Eduardo Crespo citou o Brasil como exemplo na maneira com que a Argentinou buscou encontrar uma estabilização e um ajuste fiscal, impondo uma série de reformas impopulares, como a flexibilização dos direitos trabalhistas, e a reforma previdenciária, que, provocaram o desagrado da sociedade.

"Como resposta a essas medidas impopulares que ele [Macri] adotou, esperava-se que pelo menos houvesse a contrapartida macroeconômica, a estabilidade, e isso não veio. Daí ele teve que recorrer ao que de uma maneira é um atestado quase que de morte, que é recorrer ao FMI, porque você de alguma maneira renuncia em alguma medida à gestão soberana da política macro-econômica em troca daquela garantia de recursos, tendo que seguir à risca as receitas monetaristas do FMI", acrescentou o especialista.

A agonia venezuelana

É inegável a atual de situação de agonia que vive a economia e a política venezuelana. Com uma expectativa de inflação que pode chegar a 1.000.000% até o final do ano, a crise do país já ultrapassa fronteiras com uma forte onda migratória de pessoas que saem da Venezuela em busca de melhores condições de vida nos países vizinhos.
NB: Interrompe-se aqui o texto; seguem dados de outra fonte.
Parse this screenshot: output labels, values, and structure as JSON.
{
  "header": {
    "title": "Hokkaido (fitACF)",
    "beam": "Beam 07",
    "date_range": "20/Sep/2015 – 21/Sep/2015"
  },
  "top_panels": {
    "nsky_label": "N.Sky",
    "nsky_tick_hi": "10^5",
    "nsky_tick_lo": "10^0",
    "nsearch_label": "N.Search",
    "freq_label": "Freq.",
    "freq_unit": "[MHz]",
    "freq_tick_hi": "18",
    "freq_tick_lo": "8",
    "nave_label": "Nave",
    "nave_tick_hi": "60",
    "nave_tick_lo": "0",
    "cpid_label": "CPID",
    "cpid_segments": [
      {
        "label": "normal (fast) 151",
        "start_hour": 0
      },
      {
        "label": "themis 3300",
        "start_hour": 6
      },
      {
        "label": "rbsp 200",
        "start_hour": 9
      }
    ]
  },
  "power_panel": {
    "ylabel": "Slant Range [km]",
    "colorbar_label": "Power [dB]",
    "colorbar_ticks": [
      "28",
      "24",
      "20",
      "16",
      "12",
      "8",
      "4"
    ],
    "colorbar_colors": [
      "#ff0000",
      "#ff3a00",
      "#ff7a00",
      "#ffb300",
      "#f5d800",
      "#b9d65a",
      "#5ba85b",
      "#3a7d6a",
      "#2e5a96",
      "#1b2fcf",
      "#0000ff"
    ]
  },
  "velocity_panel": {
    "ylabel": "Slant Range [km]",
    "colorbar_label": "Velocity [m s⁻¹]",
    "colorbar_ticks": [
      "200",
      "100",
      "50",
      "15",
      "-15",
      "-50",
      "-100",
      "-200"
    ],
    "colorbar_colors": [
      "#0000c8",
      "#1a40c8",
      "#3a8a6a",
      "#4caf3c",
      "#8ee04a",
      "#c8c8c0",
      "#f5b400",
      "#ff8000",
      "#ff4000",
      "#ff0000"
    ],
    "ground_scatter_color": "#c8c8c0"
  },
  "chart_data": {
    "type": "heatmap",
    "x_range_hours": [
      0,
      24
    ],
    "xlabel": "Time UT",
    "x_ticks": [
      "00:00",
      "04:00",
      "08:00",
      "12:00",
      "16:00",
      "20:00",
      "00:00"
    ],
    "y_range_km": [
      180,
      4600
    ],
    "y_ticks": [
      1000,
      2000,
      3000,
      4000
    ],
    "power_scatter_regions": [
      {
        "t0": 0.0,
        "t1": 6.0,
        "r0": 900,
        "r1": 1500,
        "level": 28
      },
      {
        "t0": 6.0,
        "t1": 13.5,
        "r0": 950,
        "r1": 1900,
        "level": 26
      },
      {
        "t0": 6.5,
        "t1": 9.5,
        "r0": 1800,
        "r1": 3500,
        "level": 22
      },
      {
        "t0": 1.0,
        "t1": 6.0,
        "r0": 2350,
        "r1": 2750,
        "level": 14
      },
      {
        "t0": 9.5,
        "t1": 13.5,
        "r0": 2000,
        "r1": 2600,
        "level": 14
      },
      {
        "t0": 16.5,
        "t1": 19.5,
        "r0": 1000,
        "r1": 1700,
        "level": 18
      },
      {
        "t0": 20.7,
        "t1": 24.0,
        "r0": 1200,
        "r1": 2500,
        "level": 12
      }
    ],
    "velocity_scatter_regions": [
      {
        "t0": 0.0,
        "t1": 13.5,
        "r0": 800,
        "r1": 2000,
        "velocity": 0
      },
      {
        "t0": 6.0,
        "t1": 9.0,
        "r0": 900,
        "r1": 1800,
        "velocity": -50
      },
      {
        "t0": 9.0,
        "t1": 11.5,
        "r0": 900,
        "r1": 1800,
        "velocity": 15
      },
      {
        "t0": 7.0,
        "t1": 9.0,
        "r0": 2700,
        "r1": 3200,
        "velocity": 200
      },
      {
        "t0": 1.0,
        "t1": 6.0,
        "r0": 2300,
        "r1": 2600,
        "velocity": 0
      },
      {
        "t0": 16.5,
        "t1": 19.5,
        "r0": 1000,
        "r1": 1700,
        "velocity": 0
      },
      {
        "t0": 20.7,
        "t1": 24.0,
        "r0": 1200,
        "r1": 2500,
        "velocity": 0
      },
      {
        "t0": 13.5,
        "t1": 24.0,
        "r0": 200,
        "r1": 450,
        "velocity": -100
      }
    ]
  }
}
Apesar dos esforços feitos pelo governo de Nicolás maduro para estabilizar a economia.

O professor Paulo Velasco identifica que uma coisa que une Brasil, Argentina e Venezuela, tanto no sucesso econômico do início do século, quanto na deterioração dos indicadores, é o cenário internacional, sobretudo em relação ao preço das commodities.

"Temos que reconhecer que as políticas que deram certo na Venezuela por um tempo, pensando no ápice do governo de Hugo Chávez, um sucesso extraordinário, com um impacto social importante em relação à redução da pobreza, da fome, elas viram caudatárias especialmente num cenário de boom das commodities", argumenta o especialista.

De acordo com Velasco, o fracasso de Chávez foi a dificuldade de alcançar uma diversificação da estrutura econômica e produtiva da Venezuela. O especialista frisa, no entanto, que os problemas associados ao fato da Venezuela não conseguir sair da posição de ser uma economia rentista, dependente da venda de petróleo, não podem ser considerados sob um ponto de vista ideológico, tendo em vista que outros governos de centro e centro-direita que governaram o país durante décadas também vivenciaram o mesmo fracasso.

"Seja Chávez, sejam aqueles de uma linha ideológica completamente distinta que o antecederam, esbarravam na impossibilidade de conseguir diversificar a economia do país", afirma.